Nowgong Engineering College Nowgong
- Type: Public
- Established: 2012
- Website: www.necnowgong.in

= Engineering College, Nowgong =

Engineering college in Madhya Pradesh

Engineering College Nowgong or Nowgong Engineering College (NEC) is a government autonomous engineering college established by government of Madhya Pradesh in 2012.

Initially, the college functioned from a temporary campus in the Government Polytechnic College Nowgong but later shifted to a newly built 200-acre campus.

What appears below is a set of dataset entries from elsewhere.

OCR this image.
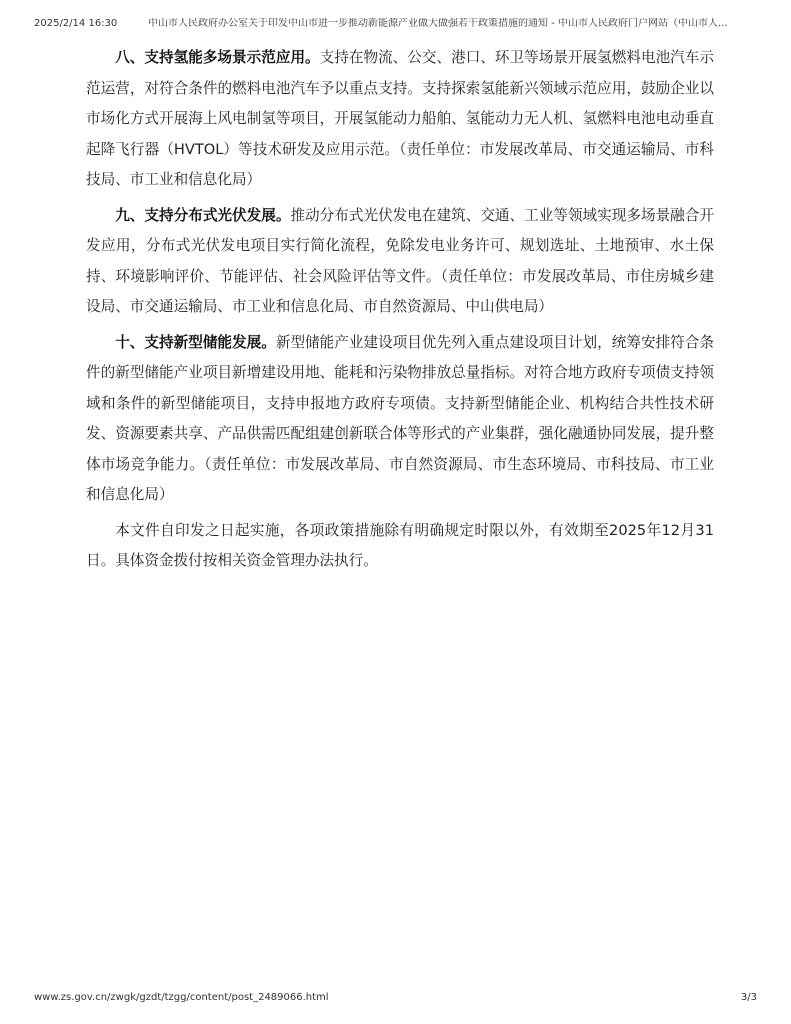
2025/2/14 16:30	中山市人民政府办公室关于印发中山市进一步推动新能源产业做大做强若干政策措施的通知 - 中山市人民政府门户网站（中山市人...

八、支持氢能多场景示范应用。支持在物流、公交、港口、环卫等场景开展氢燃料电池汽车示范运营，对符合条件的燃料电池汽车予以重点支持。支持探索氢能新兴领域示范应用，鼓励企业以市场化方式开展海上风电制氢等项目，开展氢能动力船舶、氢能动力无人机、氢燃料电池电动垂直起降飞行器（HVTOL）等技术研发及应用示范。（责任单位：市发展改革局、市交通运输局、市科技局、市工业和信息化局）

九、支持分布式光伏发展。推动分布式光伏发电在建筑、交通、工业等领域实现多场景融合开发应用，分布式光伏发电项目实行简化流程，免除发电业务许可、规划选址、土地预审、水土保持、环境影响评价、节能评估、社会风险评估等文件。（责任单位：市发展改革局、市住房城乡建设局、市交通运输局、市工业和信息化局、市自然资源局、中山供电局）

十、支持新型储能发展。新型储能产业建设项目优先列入重点建设项目计划，统筹安排符合条件的新型储能产业项目新增建设用地、能耗和污染物排放总量指标。对符合地方政府专项债支持领域和条件的新型储能项目，支持申报地方政府专项债。支持新型储能企业、机构结合共性技术研发、资源要素共享、产品供需匹配组建创新联合体等形式的产业集群，强化融通协同发展，提升整体市场竞争能力。（责任单位：市发展改革局、市自然资源局、市生态环境局、市科技局、市工业和信息化局）

本文件自印发之日起实施，各项政策措施除有明确规定时限以外，有效期至2025年12月31日。具体资金拨付按相关资金管理办法执行。

www.zs.gov.cn/zwgk/gzdt/tzgg/content/post_2489066.html	3/3
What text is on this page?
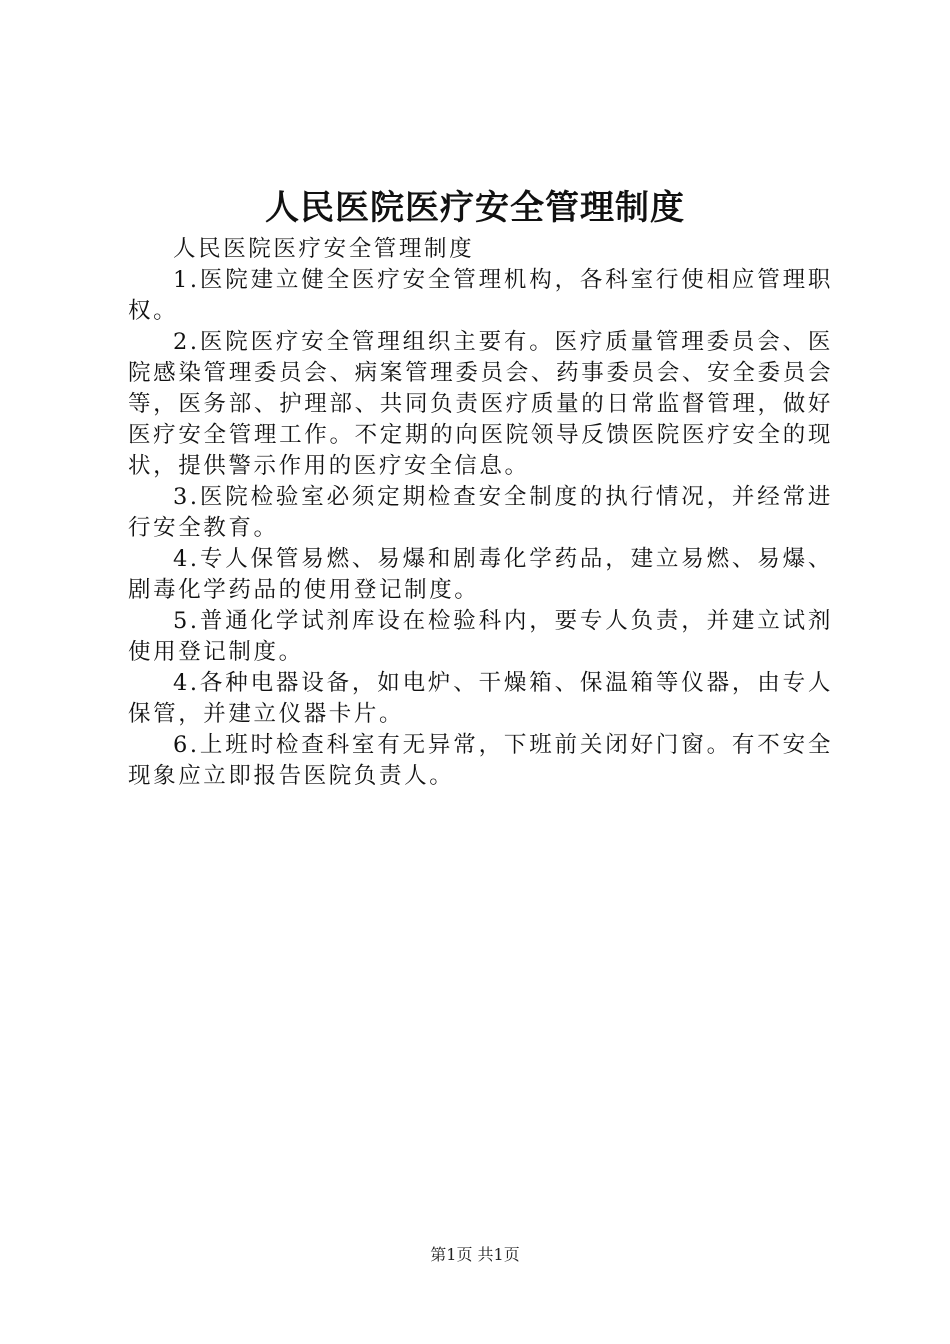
人民医院医疗安全管理制度

人民医院医疗安全管理制度

1.医院建立健全医疗安全管理机构，各科室行使相应管理职权。

2.医院医疗安全管理组织主要有。医疗质量管理委员会、医院感染管理委员会、病案管理委员会、药事委员会、安全委员会等，医务部、护理部、共同负责医疗质量的日常监督管理，做好医疗安全管理工作。不定期的向医院领导反馈医院医疗安全的现状，提供警示作用的医疗安全信息。

3.医院检验室必须定期检查安全制度的执行情况，并经常进行安全教育。

4.专人保管易燃、易爆和剧毒化学药品，建立易燃、易爆、剧毒化学药品的使用登记制度。

5.普通化学试剂库设在检验科内，要专人负责，并建立试剂使用登记制度。

4.各种电器设备，如电炉、干燥箱、保温箱等仪器，由专人保管，并建立仪器卡片。

6.上班时检查科室有无异常，下班前关闭好门窗。有不安全现象应立即报告医院负责人。

第1页 共1页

The college Initially offered mechanical engineering and civil engineering but later a number of courses were added.

==Workshops==
The college holds workshops every year in the month of September. Students from every department get benefited via the experience they get during such events.

==History==
Nowgong college was established in the year 2012 by the government of Madhya Pradesh and was declared as autonomous institution in the same year. The founder principal of this college was RP Tiwari, who served from 2012 to 2015. It is one of the five government autonomous engineering colleges in Madhya Pradesh.The then chief minister of Madhya Pradesh Shivaraj Singh Chauhan inaugurated the college in 2013.

==Campus==
The campus spreads over an area of 200 acres on NH 75, which is one of the largest college campuses in Madhya Pradesh. The campus is built on the side of Naura Hills.